The fix. Put a lock (mutex) around the critical section: a thread must acquire it before entering and release after, so only one thread is inside at a time. Now A finishes (100) before B starts (200). Correct.

Key insight: Threads are fast because they share memory; they are dangerous for exactly the same reason. Every synchronization construct — mutex, semaphore, condition variable, barrier — exists to control when threads are allowed to touch that shared memory.

✨ Added by the guide to build intuition — not from the source course.

🎯 Guided practice

1. Easy — Atomic counter. Ten threads each increment a shared counter 1,000 times. Expected final value is 10,000 but you keep seeing less. Fix it.

   Step 1 — Find the critical section. counter++ is read-modify-write: three non-atomic steps. Two threads can both read the same old value, so increments are lost (the same race as the bank example).

   Step 2 — Pick the construct. A single shared variable mutated by many threads is the textbook trigger for a mutex. Acquire the lock, do counter++, release.

   Step 3 — Reason about correctness. The lock makes the three steps indivisible from any other thread's view (mutual exclusion). No interleaving inside the critical section means no lost updates, so the result is always 10,000. (For a single counter the lock-free alternative — an atomic integer doing a compare-and-swap loop — is faster and avoids blocking entirely.)

   Pattern learned: wrap every read-modify-write on the same shared state in the same lock.

2. Medium — Bounded producer-consumer (capacity N=5). Producers add items to a shared queue; consumers remove them. Producers must block when full, consumers must block when empty. No busy-waiting.

   Step 1 — Identify the two conditions. "Not full" gates producers; "not empty" gates consumers. Waiting on a condition without spinning is the trigger for condition variables — two of them (notFull, notEmpty), both paired with the one mutex that protects the queue.

   Step 2 — Producer logic. Acquire lock. while (queue.size == N) notFull.wait() — wait() atomically releases the lock and sleeps, reacquiring it on wake. After waking, push the item, then notEmpty.signal() to wake a waiting consumer. Release lock.

   Step 3 — Consumer logic. Acquire lock. while (queue.isEmpty) notEmpty.wait(). Pop the item, then notFull.signal() to wake a producer. Release lock.

   Step 4 — Why while, not if.

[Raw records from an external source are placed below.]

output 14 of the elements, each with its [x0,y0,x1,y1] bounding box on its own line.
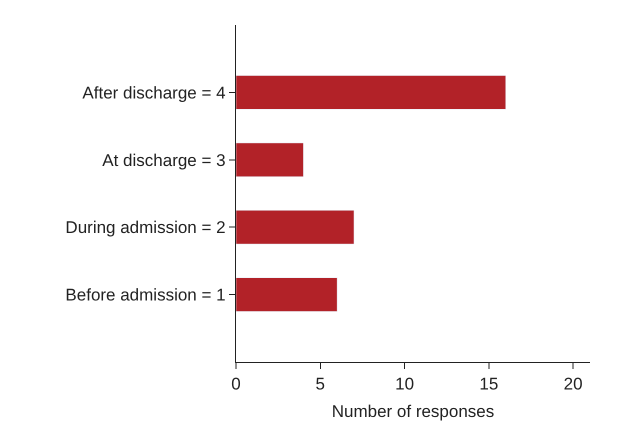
x-axis-title: Number of responses [332,402,494,421]
x-tick-label: 5 [316,374,326,394]
bar [236,278,338,312]
x-tick-label: 10 [395,374,414,394]
y-tick-label: During admission = 2 [65,218,226,238]
y-tick-label: After discharge = 4 [82,83,226,102]
x-tick-label: 15 [479,374,498,394]
bar [236,142,304,177]
y-tick-label: Before admission = 1 [65,286,226,305]
y-tick-label: At discharge = 3 [102,150,226,170]
bar [236,210,354,244]
x-tick-label: 0 [231,374,241,394]
x-tick-label: 20 [564,374,583,394]
bar [236,75,506,110]
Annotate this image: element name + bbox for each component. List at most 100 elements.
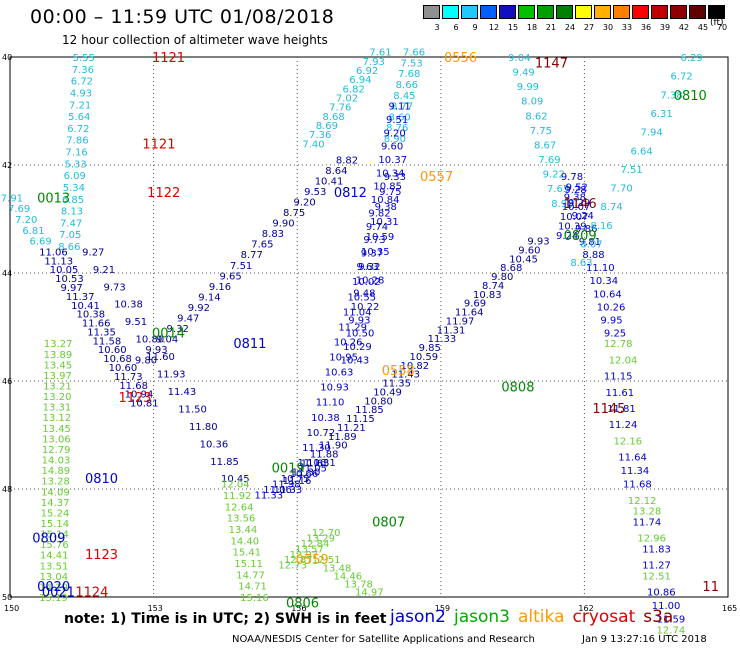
pass-time-label: 1145 — [592, 402, 625, 417]
swh-value: 7.51 — [230, 261, 252, 272]
swh-value: 8.98 — [551, 199, 573, 210]
pass-time-label: 0807 — [372, 515, 405, 530]
swh-value: 9.27 — [82, 247, 104, 258]
lon-tick-label: 156 — [291, 604, 306, 613]
swh-value: 14.37 — [41, 498, 70, 509]
swh-value: 11.35 — [382, 379, 411, 390]
swh-value: 13.44 — [229, 525, 258, 536]
pass-time-label: 0019 — [272, 461, 305, 476]
swh-value: 9.73 — [104, 282, 126, 293]
swh-value: 15.11 — [234, 559, 263, 570]
scale-swatch — [594, 5, 611, 19]
pass-time-label: 1147 — [535, 56, 568, 71]
swh-value: 11.06 — [298, 458, 327, 469]
lat-tick-label: 42 — [2, 161, 12, 170]
scale-label: 36 — [640, 23, 652, 32]
swh-value: 13.48 — [323, 563, 352, 574]
pass-time-label: 0811 — [233, 337, 266, 352]
swh-value: 12.87 — [284, 555, 313, 566]
swh-value: 8.74 — [600, 202, 622, 213]
swh-value: 10.41 — [71, 301, 100, 312]
swh-value: 10.37 — [378, 155, 407, 166]
pass-time-label: 0020 — [37, 580, 70, 595]
swh-value: 9.11 — [389, 102, 411, 113]
swh-value: 11.10 — [316, 398, 345, 409]
pass-time-label: 11 — [702, 580, 719, 595]
legend-cryosat: cryosat — [572, 607, 636, 627]
swh-value: 8.68 — [500, 263, 522, 274]
swh-value: 11.80 — [189, 422, 218, 433]
swh-value: 10.75 — [281, 474, 310, 485]
swh-value: 6.81 — [22, 226, 44, 237]
swh-value: 9.95 — [600, 315, 622, 326]
swh-value: 12.12 — [628, 496, 657, 507]
swh-value: 8.66 — [396, 80, 418, 91]
scale-label: 3 — [434, 23, 440, 32]
satellite-legend: jason2 jason3 altika cryosat s3a — [390, 607, 681, 627]
swh-value: 10.82 — [400, 361, 429, 372]
swh-value: 7.76 — [329, 103, 351, 114]
swh-value: 6.85 — [62, 195, 84, 206]
swh-value: 7.16 — [65, 148, 87, 159]
swh-value: 9.51 — [125, 317, 147, 328]
note-text: note: 1) Time is in UTC; 2) SWH is in fe… — [64, 611, 387, 627]
swh-value: 9.80 — [135, 355, 157, 366]
swh-value: 13.27 — [44, 339, 73, 350]
swh-value: 7.68 — [398, 69, 420, 80]
swh-value: 13.78 — [344, 580, 373, 591]
swh-value: 10.49 — [373, 387, 402, 398]
swh-value: 8.13 — [61, 207, 83, 218]
swh-value: 15.14 — [40, 530, 69, 541]
lat-tick-label: 44 — [2, 269, 12, 278]
pass-time-label: 0808 — [501, 380, 534, 395]
swh-value: 6.82 — [343, 84, 365, 95]
swh-value: 9.90 — [272, 219, 294, 230]
swh-value: 10.63 — [325, 368, 354, 379]
swh-value: 10.22 — [351, 302, 380, 313]
pass-time-label: 0810 — [85, 472, 118, 487]
swh-value: 7.20 — [15, 215, 37, 226]
swh-value: 13.51 — [40, 561, 69, 572]
swh-value: 11.90 — [319, 441, 348, 452]
swh-value: 10.80 — [364, 396, 393, 407]
swh-value: 10.84 — [371, 195, 400, 206]
swh-value: 9.49 — [512, 68, 534, 79]
pass-time-label: 0557 — [420, 170, 453, 185]
swh-value: 11.05 — [298, 463, 327, 474]
swh-value: 11.06 — [39, 247, 68, 258]
swh-value: 12.51 — [312, 555, 341, 566]
swh-value: 14.19 — [39, 582, 68, 593]
swh-value: 11.85 — [355, 405, 384, 416]
swh-value: 11.24 — [609, 420, 638, 431]
swh-value: 10.83 — [473, 290, 502, 301]
swh-value: 11.31 — [437, 325, 466, 336]
swh-value: 11.60 — [146, 352, 175, 363]
swh-value: 11.93 — [157, 370, 186, 381]
swh-value: 10.53 — [55, 274, 84, 285]
legend-jason3: jason3 — [454, 607, 510, 627]
swh-value: 9.93 — [145, 345, 167, 356]
swh-value: 6.72 — [71, 77, 93, 88]
swh-value: 7.91 — [1, 193, 23, 204]
swh-value: 9.93 — [527, 237, 549, 248]
swh-value: 8.60 — [389, 112, 411, 123]
swh-value: 7.65 — [251, 240, 273, 251]
swh-value: 8.83 — [262, 229, 284, 240]
swh-value: 6.72 — [670, 72, 692, 83]
swh-value: 13.20 — [43, 392, 72, 403]
swh-value: 13.45 — [43, 360, 72, 371]
swh-value: 8.76 — [386, 123, 408, 134]
swh-value: 7.53 — [400, 58, 422, 69]
pass-time-label: 1123 — [85, 548, 118, 563]
scale-swatch — [632, 5, 649, 19]
swh-value: 7.61 — [369, 48, 391, 59]
swh-value: 14.46 — [333, 571, 362, 582]
legend-jason2: jason2 — [390, 607, 446, 627]
scale-label: 42 — [678, 23, 690, 32]
swh-value: 14.97 — [355, 588, 384, 599]
swh-value: 10.07 — [560, 212, 589, 223]
scale-swatch — [670, 5, 687, 19]
swh-value: 11.15 — [346, 414, 375, 425]
pass-time-label: 1124 — [75, 586, 108, 601]
swh-value: 7.40 — [302, 139, 324, 150]
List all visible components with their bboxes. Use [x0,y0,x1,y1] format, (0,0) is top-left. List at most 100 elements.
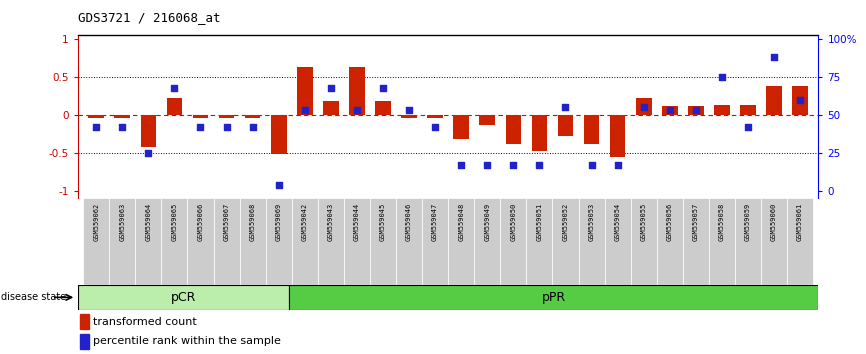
FancyBboxPatch shape [553,198,578,285]
Point [402,108,416,113]
Text: GSM559046: GSM559046 [406,202,412,241]
Text: GSM559062: GSM559062 [94,202,100,241]
Text: GDS3721 / 216068_at: GDS3721 / 216068_at [78,11,221,24]
Point [793,97,807,103]
FancyBboxPatch shape [187,198,214,285]
Point [559,104,572,110]
Text: GSM559048: GSM559048 [458,202,464,241]
Text: disease state: disease state [1,292,66,302]
FancyBboxPatch shape [604,198,630,285]
Bar [219,115,235,118]
Text: GSM559061: GSM559061 [797,202,803,241]
Text: GSM559065: GSM559065 [171,202,178,241]
Bar [323,101,339,115]
Text: GSM559064: GSM559064 [145,202,152,241]
Point [89,124,103,130]
FancyBboxPatch shape [527,198,553,285]
Text: GSM559055: GSM559055 [641,202,647,241]
Point [637,104,650,110]
Bar [289,285,818,310]
Text: GSM559050: GSM559050 [510,202,516,241]
Bar [349,67,365,115]
Point [741,124,755,130]
Bar [375,101,391,115]
Text: GSM559047: GSM559047 [432,202,438,241]
FancyBboxPatch shape [449,198,475,285]
FancyBboxPatch shape [630,198,656,285]
FancyBboxPatch shape [318,198,344,285]
Point [193,124,207,130]
Text: GSM559068: GSM559068 [249,202,255,241]
Bar [80,314,89,329]
FancyBboxPatch shape [344,198,370,285]
FancyBboxPatch shape [735,198,761,285]
Point [324,85,338,91]
FancyBboxPatch shape [214,198,240,285]
FancyBboxPatch shape [396,198,422,285]
Bar [558,115,573,136]
Text: GSM559052: GSM559052 [563,202,568,241]
Point [611,162,624,168]
Point [272,182,286,187]
Text: GSM559057: GSM559057 [693,202,699,241]
Bar [766,86,782,115]
FancyBboxPatch shape [709,198,735,285]
Bar [584,115,599,144]
Bar [78,285,289,310]
FancyBboxPatch shape [240,198,266,285]
Bar [114,115,130,118]
Point [662,108,676,113]
Text: GSM559067: GSM559067 [223,202,229,241]
Point [141,150,155,156]
FancyBboxPatch shape [656,198,682,285]
FancyBboxPatch shape [135,198,161,285]
Text: GSM559044: GSM559044 [354,202,360,241]
Bar [662,106,677,115]
Text: GSM559042: GSM559042 [301,202,307,241]
Point [167,85,181,91]
Text: GSM559059: GSM559059 [745,202,751,241]
Bar [740,105,756,115]
Text: GSM559063: GSM559063 [120,202,126,241]
Text: GSM559060: GSM559060 [771,202,777,241]
Bar [297,67,313,115]
Point [220,124,234,130]
Bar [714,105,730,115]
FancyBboxPatch shape [761,198,787,285]
Bar [427,115,443,118]
Point [428,124,442,130]
Point [715,74,729,80]
FancyBboxPatch shape [682,198,709,285]
FancyBboxPatch shape [266,198,292,285]
Text: GSM559054: GSM559054 [615,202,621,241]
Text: GSM559045: GSM559045 [380,202,386,241]
Point [350,108,364,113]
Bar [792,86,808,115]
Bar [192,115,209,118]
Bar [506,115,521,144]
FancyBboxPatch shape [501,198,527,285]
Text: GSM559056: GSM559056 [667,202,673,241]
Bar [245,115,261,118]
Point [585,162,598,168]
FancyBboxPatch shape [161,198,187,285]
Point [533,162,546,168]
Bar [454,115,469,139]
Text: GSM559049: GSM559049 [484,202,490,241]
FancyBboxPatch shape [109,198,135,285]
Bar [166,98,182,115]
Text: percentile rank within the sample: percentile rank within the sample [93,336,281,346]
Bar [532,115,547,151]
Text: GSM559053: GSM559053 [589,202,595,241]
Point [507,162,520,168]
Bar [271,115,287,154]
Bar [636,98,651,115]
Point [689,108,703,113]
Text: pPR: pPR [542,291,566,304]
Bar [688,106,704,115]
Text: transformed count: transformed count [93,316,197,327]
Point [481,162,494,168]
Point [376,85,390,91]
Bar [140,115,156,147]
Text: pCR: pCR [171,291,197,304]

A thread can wake spuriously, or another consumer can grab the item first in the gap between the signal and this thread reacquiring the lock. Re-checking the condition in a loop guarantees you only proceed when it truly holds — this prevents the classic lost/spurious-wakeup bug. (The semaphore equivalent: a counting semaphore initialized to N for empty slots and one to 0 for filled slots. With multiple producers/consumers you still need a separate mutex around the buffer mutation itself, since semaphores only gate the slot counts, not the queue's internal state.)

✨ Added by the guide — work these before the full problem set.